To use open source, more and more enterprises rely on some large organization to back their bid, and that puts pressure on the open-source initiatives to adopt things like dual licensing to permit charging for some version of the tools. Enterprises cite the problems with openness as a reason why white-box network devices haven’t swept the market. Who backs a mixture of chips, generic hardware, and a couple layers of open-source software?
And how do you innovate in a complex ecosystem? Could a team have painted the Mona Lisa? I asked an enterprise CIO that question, and got a question in return, a better one. “Who would go to see it?” Putting that point another way, not only does the open-model innovation theory have to ask how a vision of a system can emerge from a series of parts suppliers, it also has to ask who has the incentive to promote it, and whose name can give it credibility.

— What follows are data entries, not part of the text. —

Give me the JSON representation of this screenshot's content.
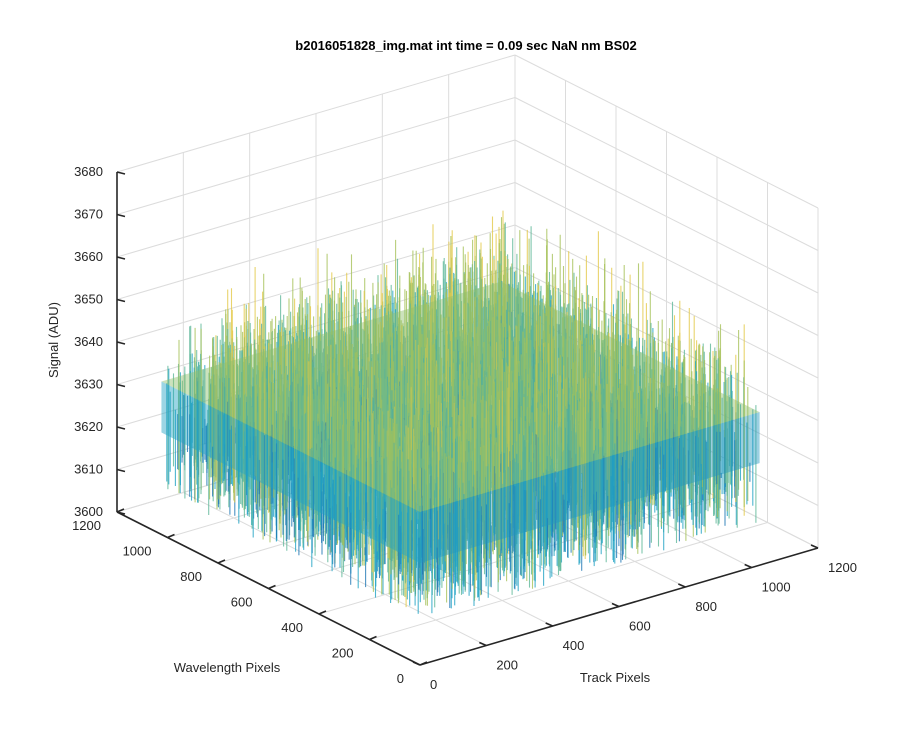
{
  "chart_data": {
    "type": "surface",
    "title": "b2016051828_img.mat int time = 0.09 sec  NaN nm BS02",
    "xlabel": "Track Pixels",
    "ylabel": "Wavelength Pixels",
    "zlabel": "Signal (ADU)",
    "x_ticks": [
      "0",
      "200",
      "400",
      "600",
      "800",
      "1000",
      "1200"
    ],
    "y_ticks": [
      "0",
      "200",
      "400",
      "600",
      "800",
      "1000",
      "1200"
    ],
    "z_ticks": [
      "3600",
      "3610",
      "3620",
      "3630",
      "3640",
      "3650",
      "3660",
      "3670",
      "3680"
    ],
    "xlim": [
      0,
      1200
    ],
    "ylim": [
      0,
      1200
    ],
    "zlim": [
      3600,
      3680
    ],
    "surface_x_range": [
      0,
      1024
    ],
    "surface_y_range": [
      0,
      1024
    ],
    "mean_signal": 3630,
    "noise_range": [
      3610,
      3670
    ],
    "colormap": [
      "#1f77b4",
      "#21a2c4",
      "#5fb89a",
      "#a6c25a",
      "#e3c94a"
    ],
    "grid": true
  }
}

That metaphor suggests another question, though: “How would the team know what they were painting?”
I’ve seen a lot of open-technology projects that were founded to do something useless, impossible, or both. Even more that had a potentially worthy notion that demanded organized initiatives to validate and promote it, which never came to be. Open RAN may well be a glaring example. OK, so we open up parts of the RAN model that the 3GPP work kept closed. What actual benefit, if we define “benefit” as something that can make a business case, does that create? Most suggestions fall into the “glittering generality” category, and the few more concrete ones have failed to pan out, so you have to question them all. Yes, it created a play for smaller vendors, but what kind of vendor is winning the 5G deals? Ones whose headcounts could fill a small city.
We have to go back to the opening point, which is that buyers see open-model technology as the final defense against vendor misbehavior. It’s a great theory, but what good is a defense alliance with a player who you allow to starve to death while you’re waiting for an attack? And how many guarantors of your defense will emerge if that’s the fate that awaits them all?